I currently don’t have a smoker and do not have the know-how to turn my grill into a smoker at this point. Eventually I want to learn how to smoke meats and try my hand at some pork!
For now I go with the braising method of cooking ribs; low and slow in the oven with just a little bit of liquid.
I started off following Alton’s method for ribs but have since moved to my own method. It works for now and produces juicy ribs that satisfy the craving for a little bbq rib action.
Here’s how I approach braising ribs:
Andrea’s Braised Pork Ribs
- 1 slab of ribs cut in half
- 1-1 1/2 C Dark or Pilsner Style Beer
- Foil or metal cooling racks
- Large baking dish or roasting pan
Prep your ribs using a dry rub. I prefer a good 12-24 hours for the rub to be on the ribs. Store the ribs in the fridge and pull them out at least 15 minutes before putting them in the oven.
Preheat the oven to 300 degrees.
You need to elevate the ribs in the baking dish/roasting pan. You can do this either with metal cooling racks or the rack that came with your roasting pan.
If you have neither of those, you can roll up foil lengthwise, making what looks like a foil log. Lay three to four foil logs in the baking dish/roasting pan and place the ribs on top of the foil. Click on the first picture to see an example of this.
Pour the beer in the bottom of the baking dish. Cover the ribs with more foil and poke a few holes into the foil to allow steam to escape.
Place in oven and cook covered for about 45 minutes. Remove cover, check on ribs. The should be looking almost cooked through. Cook uncovered for about 10 -15 minutes.

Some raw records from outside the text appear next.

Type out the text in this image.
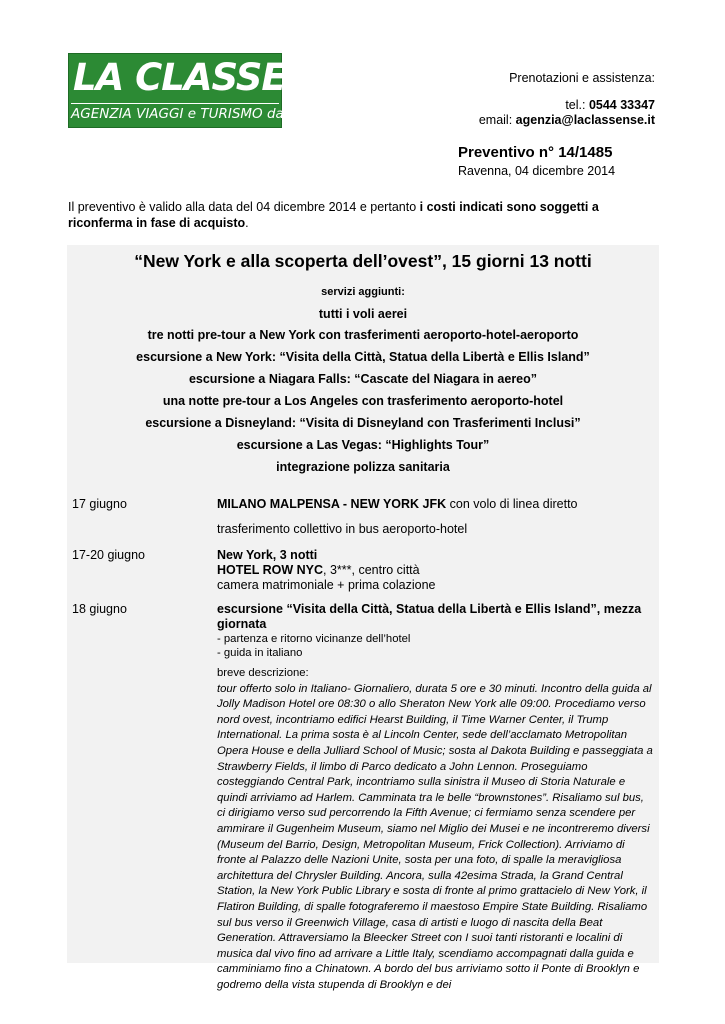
LA CLASSENSE
AGENZIA VIAGGI e TURISMO dal 1970
Prenotazioni e assistenza:
tel.: 0544 33347
email: agenzia@laclassense.it
Preventivo n° 14/1485
Ravenna, 04 dicembre 2014
Il preventivo è valido alla data del 04 dicembre 2014 e pertanto i costi indicati sono soggetti a riconferma in fase di acquisto.
“New York e alla scoperta dell’ovest”, 15 giorni 13 notti
servizi aggiunti:
tutti i voli aerei
tre notti pre-tour a New York con trasferimenti aeroporto-hotel-aeroporto
escursione a New York: “Visita della Città, Statua della Libertà e Ellis Island”
escursione a Niagara Falls: “Cascate del Niagara in aereo”
una notte pre-tour a Los Angeles con trasferimento aeroporto-hotel
escursione a Disneyland: “Visita di Disneyland con Trasferimenti Inclusi”
escursione a Las Vegas: “Highlights Tour”
integrazione polizza sanitaria
17 giugno	MILANO MALPENSA - NEW YORK JFK con volo di linea diretto
trasferimento collettivo in bus aeroporto-hotel
17-20 giugno	New York, 3 notti
HOTEL ROW NYC, 3***, centro città
camera matrimoniale + prima colazione
18 giugno	escursione “Visita della Città, Statua della Libertà e Ellis Island”, mezza giornata
- partenza e ritorno vicinanze dell’hotel
- guida in italiano
breve descrizione:
tour offerto solo in Italiano- Giornaliero, durata 5 ore e 30 minuti. Incontro della guida al Jolly Madison Hotel ore 08:30 o allo Sheraton New York alle 09:00. Procediamo verso nord ovest, incontriamo edifici Hearst Building, il Time Warner Center, il Trump International. La prima sosta è al Lincoln Center, sede dell’acclamato Metropolitan Opera House e della Julliard School of Music; sosta al Dakota Building e passeggiata a Strawberry Fields, il limbo di Parco dedicato a John Lennon. Proseguiamo costeggiando Central Park, incontriamo sulla sinistra il Museo di Storia Naturale e quindi arriviamo ad Harlem. Camminata tra le belle “brownstones”. Risaliamo sul bus, ci dirigiamo verso sud percorrendo la Fifth Avenue; ci fermiamo senza scendere per ammirare il Gugenheim Museum, siamo nel Miglio dei Musei e ne incontreremo diversi (Museum del Barrio, Design, Metropolitan Museum, Frick Collection). Arriviamo di fronte al Palazzo delle Nazioni Unite, sosta per una foto, di spalle la meravigliosa architettura del Chrysler Building. Ancora, sulla 42esima Strada, la Grand Central Station, la New York Public Library e sosta di fronte al primo grattacielo di New York, il Flatiron Building, di spalle fotograferemo il maestoso Empire State Building. Risaliamo sul bus verso il Greenwich Village, casa di artisti e luogo di nascita della Beat Generation. Attraversiamo la Bleecker Street con I suoi tanti ristoranti e localini di musica dal vivo fino ad arrivare a Little Italy, scendiamo accompagnati dalla guida e camminiamo fino a Chinatown. A bordo del bus arriviamo sotto il Ponte di Brooklyn e godremo della vista stupenda di Brooklyn e dei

It really doesn’t take long for ribs to cook through. You can use a meat thermometer to double check for doneness.
Brush with your favorite bbq sauce or put some out and let everyone add it themselves!
I’ve got a great coffee and cocoa dry rub recipe that would be perfect for the ribs.
So far this method is working well and I can quickly whip up some ribs when the mood strikes.
Have fun guys, and remember, always play with your food! Enjoy!